Whether and how to deliver sedation in anticipation of weaning of adult patients from prolonged mechanical ventilation is one arena where such opinion-based medicine is called for as new methods and resources emerge, as the limitations of some established practices are better appreciated and as we wait for a new generation of randomized controlled trials (RCTs) to provide definitive evidence. In this paper we offer some views on this subject, hoping to stimulate debate among colleagues.
Definition of weaning and the distribution of weaning experience
Aspects of current practice that should be discarded
Criteria for weaning
Influence of the type/quality of sedation on the success/failure of weaning in ICU patients
Weaning in the context of cooperative sedation (a concept unknown when several pivotal RCTs on weaning were performed).
Weaning is the liberation of a patient from mechanical ventilatory support. As such it is a process not an outcome and a process that starts when the decision is taken to intubate a patient. Weaning is thus not the same thing as extubation; rather, extubation may be seen as the culmination of the weaning process.
Maintaining patients on the weaning pathway requires a holistic approach that prioritizes the best preservation of respiratory muscles without excessive stress to patients, maintenance of haemodynamic stability, nutrition and electrolyte status, and attention to patient’s motivation and engagement.
A corollary of this definition of weaning is that non-invasive ventilation (NIV) can be an important and valuable part of the weaning process and an adjunct to extubation. This is demonstrably the case in chronic obstructive pulmonary disease (COPD), as shown in several RCTs [1–3]. NIV is often applied in non-COPD cases of hypoxaemic respiratory failure, though as yet without the substantiation of major RCTs [4, 5].
The distribution of weaning experience
The general pattern of weaning described by Boles et al.  remains a broadly accurate summary of routine experience. Thus some 70% of mechanically ventilated patients are successfully weaned at the first attempt. Of the remaining 30%, about 25% experience ‘difficult’ weaning (defined as failure the first time but success within 1 week of the first attempt) and 5% experience prolonged weaning (defined as >1 week with repeated attempts).
The confirmation by the Spanish Lung Failure Collaborative Group that ventilator support can be successfully discontinued in two-thirds of ventilated patients after a 2-h spontaneous breathing trial (SBT) is also compatible with this distribution .
Aspects of current practice that should be discarded
Three elements of what might be termed the classic weaning schedule are either unnecessary or redundant and should be discarded.
Predictors of weaning
None of the claimed predictors of weaning, whether used alone or in combination, are reliably predictive of weaning success and no time or effort should be wasted on monitoring them for that purpose. This lack of reliability is evident for unitary criteria such as vital capacity, maximal inspiratory pressure and minute ventilation [8–10] and for the respiratory frequency to tidal volume (f/VT) ratio , which at one time seemed the most promising practical predictive instrument.
The spontaneous awakening trial
The adoption by ICUs (certainly in Europe) of awake, cooperative sedation as the standard of care means that the spontaneous awakening trial  is now largely an anachronism, relevant only to those narrow sectors of the ICU population where deep sedation is still needed (e.g. traumatic brain injury [TBI] or acute respiratory distress syndrome [ARDS] patients or those receiving neuromuscular blockers [NMBs]).
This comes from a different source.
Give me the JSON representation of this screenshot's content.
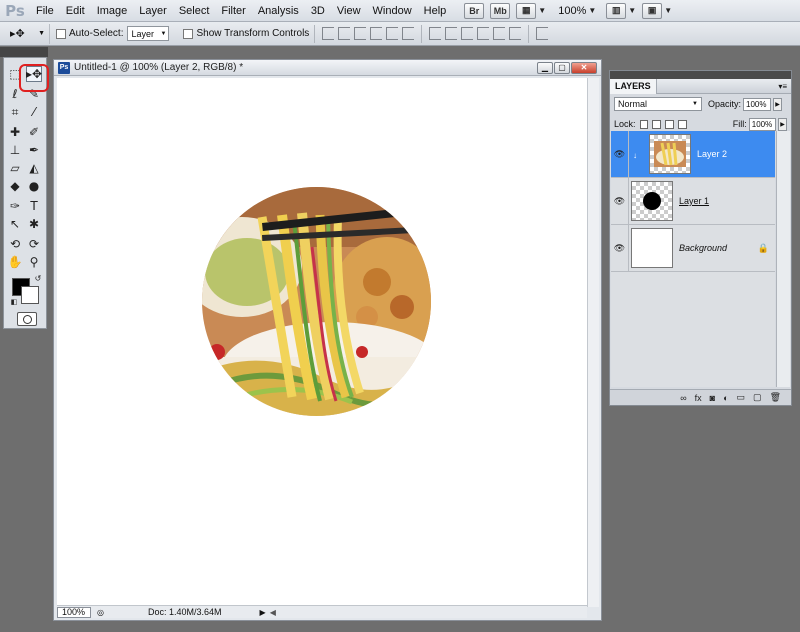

Outside those areas, few ICU patients are too ill to be awake with sedation provided proper attention is given to their needs for analgesia.
Given that some 70% of patients can expect to be weaned successfully at the first attempt, there is no argument for a generalized use of early tracheotomy as a prelude or adjunct to weaning [13, 14]. There may be exceptions to that verdict for brain-injured patients or multiple trauma victims.
Criteria for weaning
Resolution of the underlying cause of acute respiratory failure
Haemodynamic stability, defined as no need for vasoactive/inotropic drugs
Adequate neurological status, defined as:
Preferably absence of fever (defined as temperature <38°C)b
Adequate gas exchange, as indicated by a partial pressure of oxygen:fraction of inspired oxygen ratio >200 with a positive end-expiratory pressure of 5 cmH2O
Partial pressure of carbon dioxide adjusted to bring blood pH into the normal range .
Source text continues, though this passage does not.